Detik-detik semakin dekat, saatnya Izrail melakukan tugas. Perlahan ruh
Rasulullah ditarik. Nampak seluruh tubuh Rasulullah bersimbah peluh,
urat-urat lehernya menegang. “Jibril, betapa sakitnya sakaratul maut
ini.”
Perlahan Rasulullah mengaduh. Fatimah terpejam, Ali yang di sampingnya menunduk semakin dalam dan Jibril memalingkan muka.
“Jijikkah kau melihatku, hingga kau palingkan wajahmu Jibril?” Tanya
Rasulullah pada Malaikat pengantar wahyu itu. “Siapakah yang sanggup,
melihat kekasih Allah direnggut ajal,” kata Jibril. Sebentar kemudian
terdengar Rasulullah mengaduh, karena sakit yang tidak tertahankan lagi.
“Ya Allah, dahsyat nian maut ini, timpakan saja semua siksa maut ini
kepadaku, jangan pada umatku. “Badan Rasulullah mulai dingin, kaki dan dadanya sudah tidak bergerak lagi.
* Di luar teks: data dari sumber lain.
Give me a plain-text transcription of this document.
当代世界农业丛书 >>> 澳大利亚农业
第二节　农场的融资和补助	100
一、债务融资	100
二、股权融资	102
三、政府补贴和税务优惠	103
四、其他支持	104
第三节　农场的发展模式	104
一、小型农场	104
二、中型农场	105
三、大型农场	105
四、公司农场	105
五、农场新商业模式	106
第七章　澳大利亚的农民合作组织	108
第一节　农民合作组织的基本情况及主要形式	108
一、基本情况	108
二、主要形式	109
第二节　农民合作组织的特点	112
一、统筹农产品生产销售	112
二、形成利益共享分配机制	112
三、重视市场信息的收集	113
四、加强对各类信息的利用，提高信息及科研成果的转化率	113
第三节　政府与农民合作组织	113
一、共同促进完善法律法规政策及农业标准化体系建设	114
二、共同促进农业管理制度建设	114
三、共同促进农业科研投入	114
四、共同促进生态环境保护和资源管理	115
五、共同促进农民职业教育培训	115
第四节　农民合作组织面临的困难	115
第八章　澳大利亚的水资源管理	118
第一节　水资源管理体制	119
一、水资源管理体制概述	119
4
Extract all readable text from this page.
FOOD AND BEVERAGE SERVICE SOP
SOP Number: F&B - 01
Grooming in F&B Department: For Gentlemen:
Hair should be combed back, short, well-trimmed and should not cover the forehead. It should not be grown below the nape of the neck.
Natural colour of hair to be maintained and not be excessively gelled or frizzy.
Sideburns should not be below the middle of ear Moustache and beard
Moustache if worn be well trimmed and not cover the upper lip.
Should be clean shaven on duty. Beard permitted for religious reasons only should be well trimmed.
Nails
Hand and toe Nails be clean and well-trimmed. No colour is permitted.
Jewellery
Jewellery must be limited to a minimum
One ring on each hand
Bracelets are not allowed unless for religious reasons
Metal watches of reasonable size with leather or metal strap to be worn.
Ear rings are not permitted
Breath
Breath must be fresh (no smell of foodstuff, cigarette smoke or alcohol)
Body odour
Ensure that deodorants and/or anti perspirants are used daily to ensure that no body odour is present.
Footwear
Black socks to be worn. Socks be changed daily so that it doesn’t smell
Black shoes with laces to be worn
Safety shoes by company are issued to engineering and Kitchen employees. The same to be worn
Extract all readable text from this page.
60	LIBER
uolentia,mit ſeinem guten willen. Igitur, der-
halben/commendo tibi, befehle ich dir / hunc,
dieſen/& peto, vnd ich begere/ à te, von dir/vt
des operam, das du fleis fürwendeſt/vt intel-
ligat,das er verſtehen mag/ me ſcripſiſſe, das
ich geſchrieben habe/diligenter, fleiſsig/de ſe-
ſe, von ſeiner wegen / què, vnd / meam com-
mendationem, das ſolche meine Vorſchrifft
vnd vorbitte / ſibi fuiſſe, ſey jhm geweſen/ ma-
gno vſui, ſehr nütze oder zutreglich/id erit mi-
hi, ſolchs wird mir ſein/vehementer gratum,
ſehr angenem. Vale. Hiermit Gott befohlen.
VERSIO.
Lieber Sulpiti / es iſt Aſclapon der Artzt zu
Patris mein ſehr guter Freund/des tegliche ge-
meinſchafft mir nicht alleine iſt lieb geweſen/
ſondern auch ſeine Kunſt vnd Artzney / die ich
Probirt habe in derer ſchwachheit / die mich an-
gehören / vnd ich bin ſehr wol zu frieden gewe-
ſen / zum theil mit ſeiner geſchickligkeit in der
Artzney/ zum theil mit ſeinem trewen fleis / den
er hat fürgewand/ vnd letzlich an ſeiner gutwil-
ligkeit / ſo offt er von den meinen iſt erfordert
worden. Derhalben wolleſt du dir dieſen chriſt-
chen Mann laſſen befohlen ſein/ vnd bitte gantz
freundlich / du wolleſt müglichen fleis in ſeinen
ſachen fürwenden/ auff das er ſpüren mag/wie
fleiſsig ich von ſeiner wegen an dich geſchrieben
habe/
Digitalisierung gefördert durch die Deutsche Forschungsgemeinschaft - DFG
Bibirnya bergetar seakan hendak membisikkan sesuatu, Ali segera
mendekatkan telinganya. “Uushiikum bis-shalaati, wa maa malakat
aimaanukum – peliharalah shalat dan peliharalah orang-orang lemah di
antaramu.” Di luar, pintu tangis mulai terdengar bersahutan, sahabat
saling berpelukan. Fatimah menutupkan tangan di wajahnya dan Ali kembali
mendekatkan telinganya ke bibir Rasulullah yang mulai kebiruan.
“Ummatii, ummatii, ummatiii!” – “Umatku, umatku, umatku”
Dan…, berakhirlah hidup sosok manusia agung dan mulia yang telah
menyinari kehidupan dengan cahaya petunjuk itu, yang telah membawa umat
manusia dari kegelepan kepada cahaya dan keselamatan. Mampukah kita
mencintainya seperti beliau mencintai kita?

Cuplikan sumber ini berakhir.